[Update 2021-06: Chrome and Edge have supported ES6 Modules in Dedicated Workers since Nov 2019. The equivalent Webkit bug is https://bugs.webkit.org/show_bug.cgi?id=164860 which seems fixed since April 2021. Yay! The equivalent Mozilla bug is https://bugzilla.mozilla.org/show_bug.cgi?id=1247687 which work seems to have now started. Yay! Follow along on Can I use!]
I've been playing around a bit with React, since that's where all the hot and shiny is lately. I really like it, but I can see some of the hot and shiny warts - I'll blog about that later after I've been fully brainwashed had more time to play with it.
For the purposes of this exercise, one thing I'm trying to do is go the no-build-step route, where it's all pure HTML and JavaScript. This means no JSX, no npm, no Babel. It's really not too bad at all (unfortunately almost all examples I've seen online use JSX - and understandably).
It's also given me a good stretch at using ES6 modules natively, one hot and shiny wart I've noticed there too.
Web Workers are a way to write JavaScript that executes off the "main thread" of your web app.
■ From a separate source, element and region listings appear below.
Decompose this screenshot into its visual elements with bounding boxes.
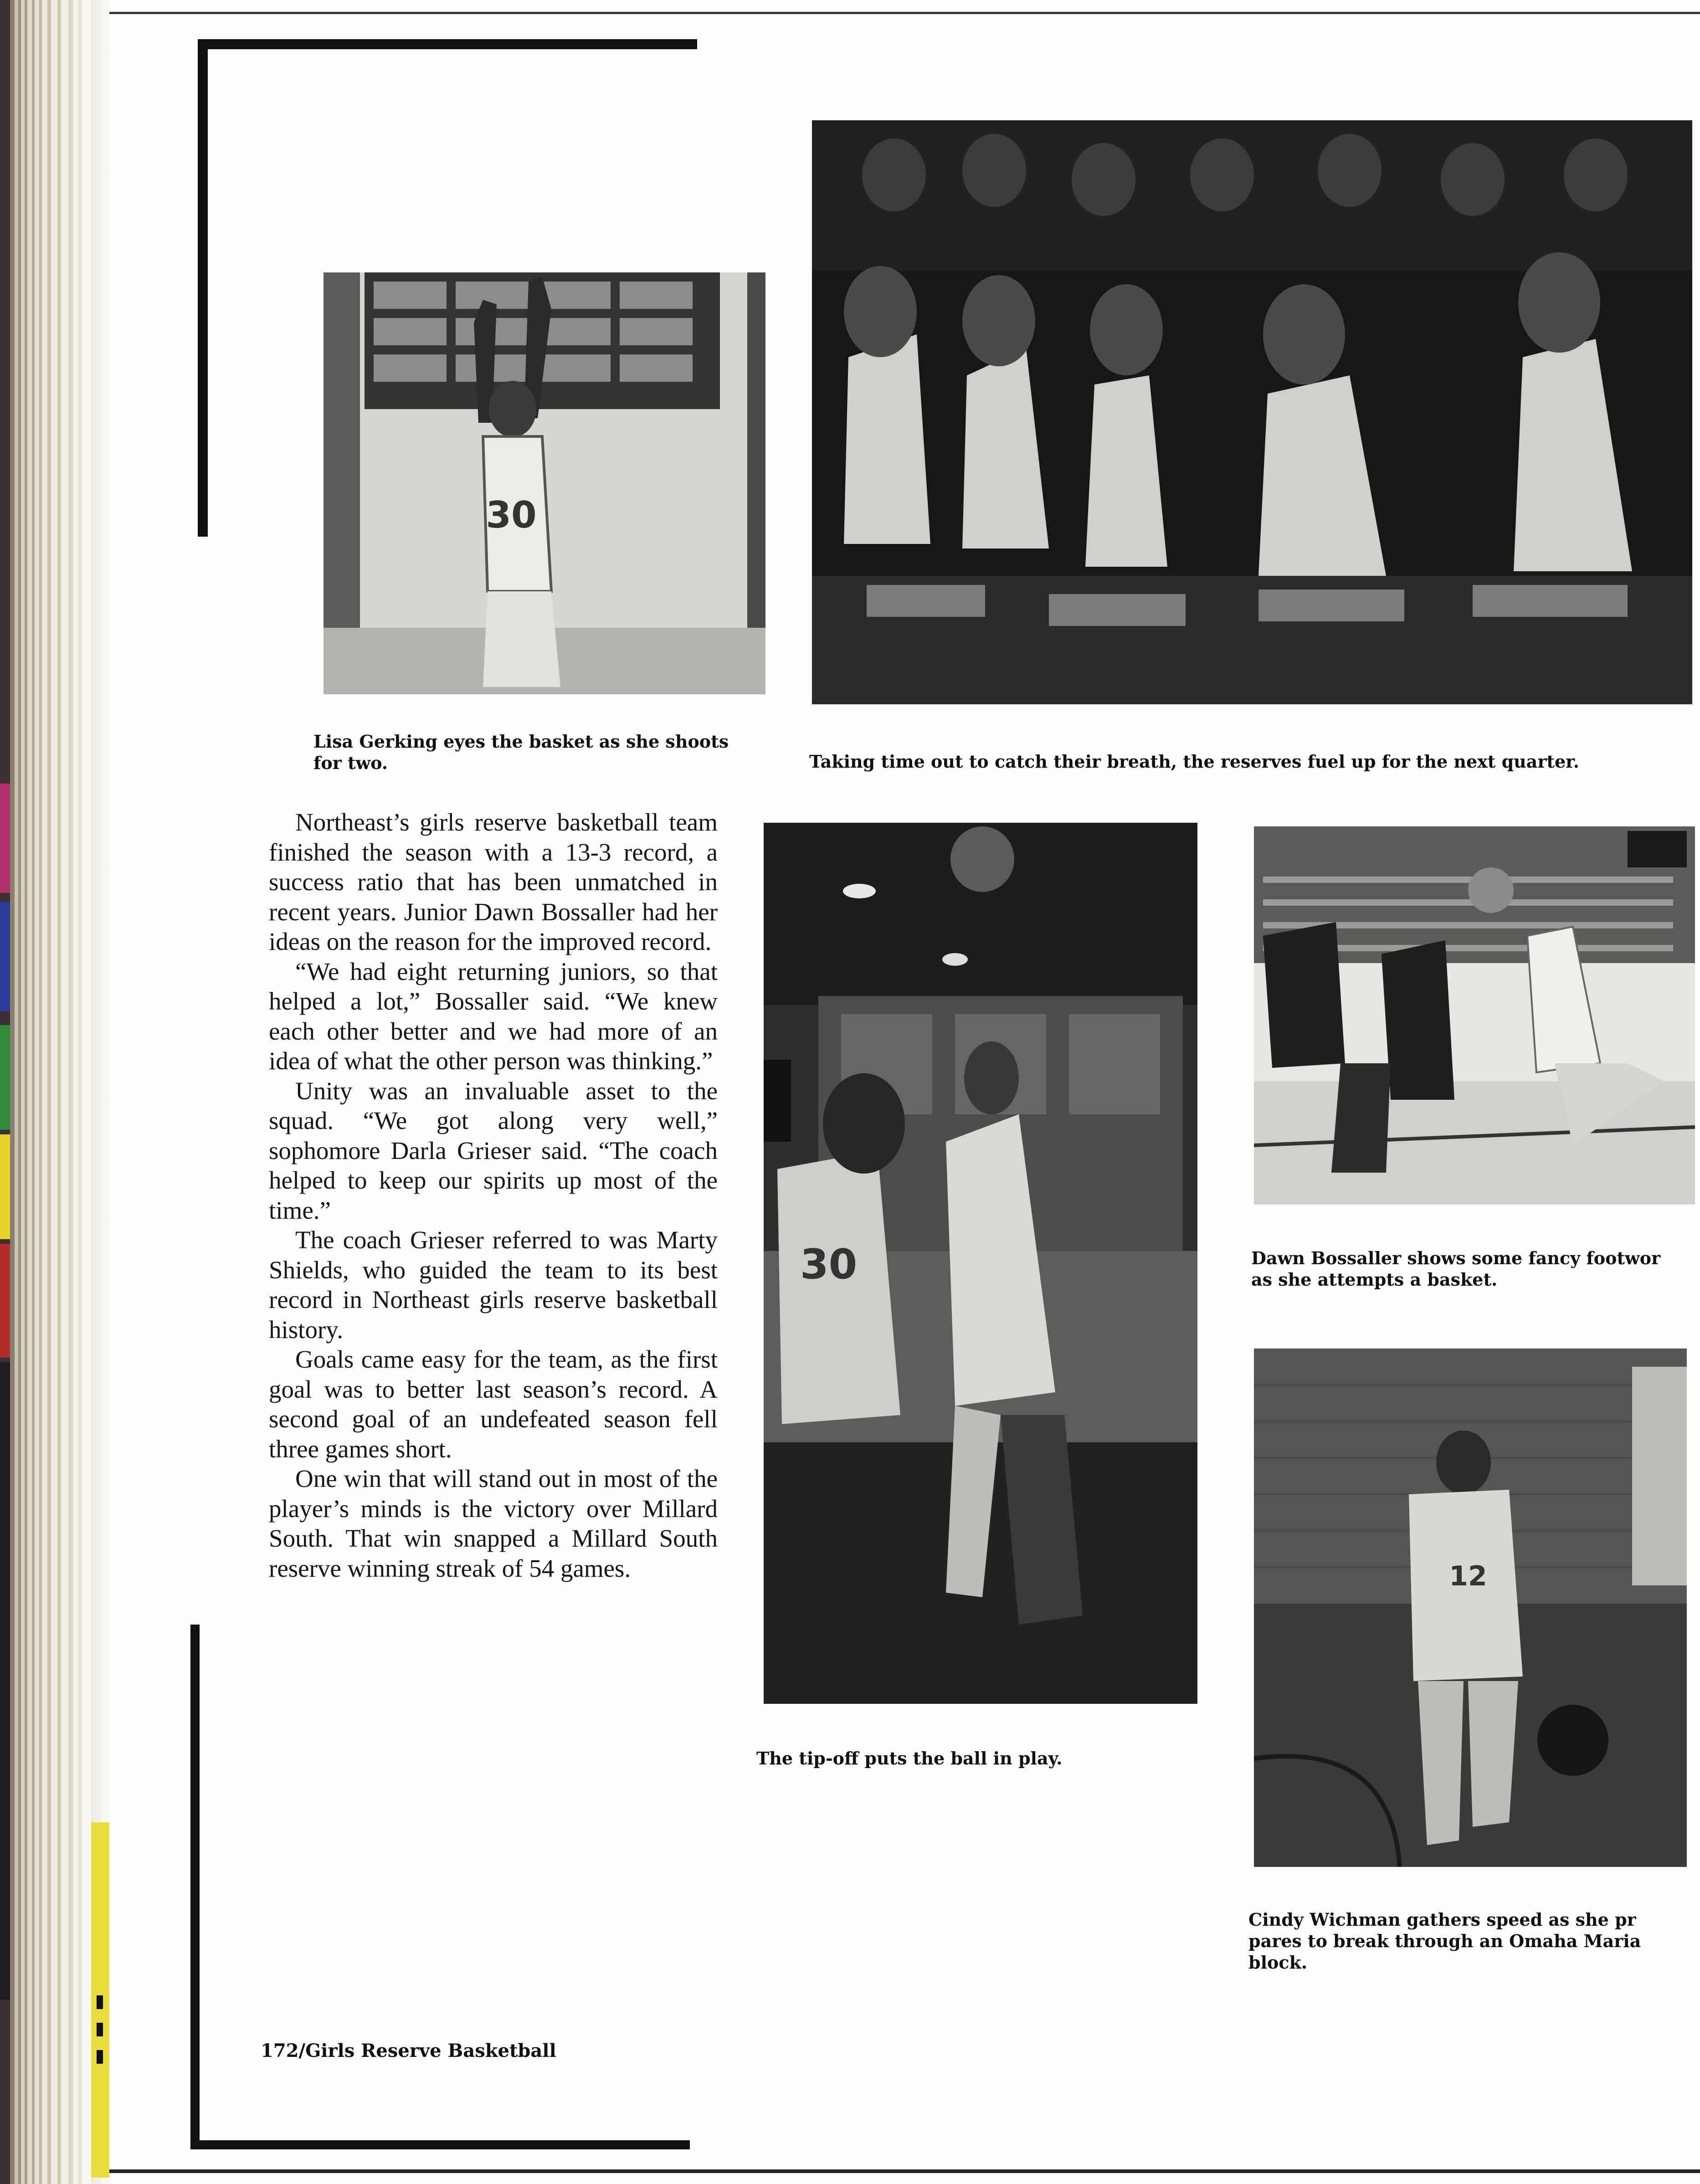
bracket-bottom-horizontal (190, 2140, 690, 2149)
svg-text:12: 12 (1449, 1560, 1487, 1592)
photo-tipoff (764, 823, 1197, 1704)
article-paragraph: Unity was an invaluable asset to the squad. “We got along very well,” sophomore Darla Grieser said. “The coach helped to keep our spirits up most of the time.” (269, 1077, 718, 1224)
page-folio: 172/Girls Reserve Basketball (261, 2040, 556, 2061)
photo-footwork (1254, 826, 1695, 1205)
bracket-top-vertical (198, 39, 208, 537)
article-body (269, 807, 718, 1583)
svg-text:30: 30 (800, 1241, 858, 1288)
caption-footwork: Dawn Bossaller shows some fancy footwor as she attempts a basket. (1251, 1248, 1661, 1290)
caption-bench: Taking time out to catch their breath, the reserves fuel up for the next quarter. (809, 751, 1579, 772)
article-paragraph: Northeast’s girls reserve basketball team finished the season with a 13-3 record, a success ratio that has been unmatched in recent years. Junior Dawn Bossaller had her ideas on the reason for the improved record. (269, 808, 718, 955)
caption-tipoff: The tip-off puts the ball in play. (756, 1748, 1063, 1769)
binding-edge (0, 0, 109, 2184)
caption-dribble: Cindy Wichman gathers speed as she pr pares to break through an Omaha Maria block. (1248, 1909, 1641, 1973)
article-paragraph: “We had eight returning juniors, so that helped a lot,” Bossaller said. “We knew each other better and we had more of an idea of what the other person was thinking.” (269, 957, 718, 1075)
article-paragraph: One win that will stand out in most of the player’s minds is the victory over Millard South. That win snapped a Millard South reserve winning streak of 54 games. (269, 1465, 718, 1582)
caption-shooter: Lisa Gerking eyes the basket as she shoots for two. (313, 731, 729, 773)
photo-shooter (324, 272, 765, 694)
svg-text:30: 30 (486, 494, 537, 536)
photo-bench (812, 120, 1692, 704)
article-paragraph: Goals came easy for the team, as the first goal was to better last season’s record. A second goal of an undefeated season fell three games short. (269, 1345, 718, 1463)
photo-dribble (1254, 1348, 1687, 1867)
article-paragraph: The coach Grieser referred to was Marty Shields, who guided the team to its best record in Northeast girls reserve basketball history. (269, 1226, 718, 1343)
bracket-bottom-vertical (190, 1625, 200, 2149)
page-bottom-edge (109, 2169, 1700, 2173)
bracket-top-horizontal (198, 39, 697, 49)
page-top-edge (109, 12, 1700, 14)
You pass messages to it, you listen for messages coming back from it. They were introduced a long time ago (seven years!), long before ES6 became a reality, and certainly long before it became possible to use ES6 modules natively.
const worker = new Worker('sketchy.js');
worker.onmessage = function(msg) {
// do something with messages sent back by worker
};
worker.postMessage({...}); // send something to the worker
Workers operate in a different JavaScript context, a WorkerGlobalScope, not the global Window context that normal JavaScript files do. As a result, they seem like a decent way for me to execute user code (that is, code entered by the user into an editor on the page) and avoid common security problems with this, since they do not have access to the DOM, the browser window, cookies, etc. Someone let me know if I'm wrong about this!
Anyway, that's why I want to use Workers. But all the other times I've used Workers, I've hit up against the fact that they are not modules and can't import other modules. This isn't great if you're trying to change over all your project to ES6 modules. Code should be sharable between your main web app, your Web Workers, your Service Workers, etc.
Well turns out I was just using it wrong - kinda.
When you create a Worker, you can also specify options, and one of those options lets you specify that the Worker is a Module:
const worker = new Worker('sketchy.js', {type:'module'});
This is great, except for one thing... Chrome doesn't seem to support this yet. Bug 680046. But good news - work seems to have gotten started on that this month! One can hope that we'll soon be in a world where we can be all modules, all the time.
So, just a helpful correction, a web worker alone is not safe. I’ve created a small project to do secure evals in my own projects: https://github.com/Prendus/secure-eval
I’ve been looking into this issue for about 3 years now, and I’m pretty satisfied that if you use an iframe with the sandbox attribute set to allow-scripts, and then use a web worker from within there, you’re pretty safe.
The problem with just using a web worker is that the web worker still has access to local storage and other resources on your domain, though it does not have access to the DOM. Using an iframe puts the web worker on a different domain, while restricting its access to the DOM. Beware of infinite loops as well, in my library I set a time limit of ten seconds for the web worker to finish its execution. Anyway, if you want to talk about this issue more let me know. I couldn’t find any contact information for you, I’m @lastmjs on Twitter and GitHub
Do we know which browsers *do* support es6 module workers?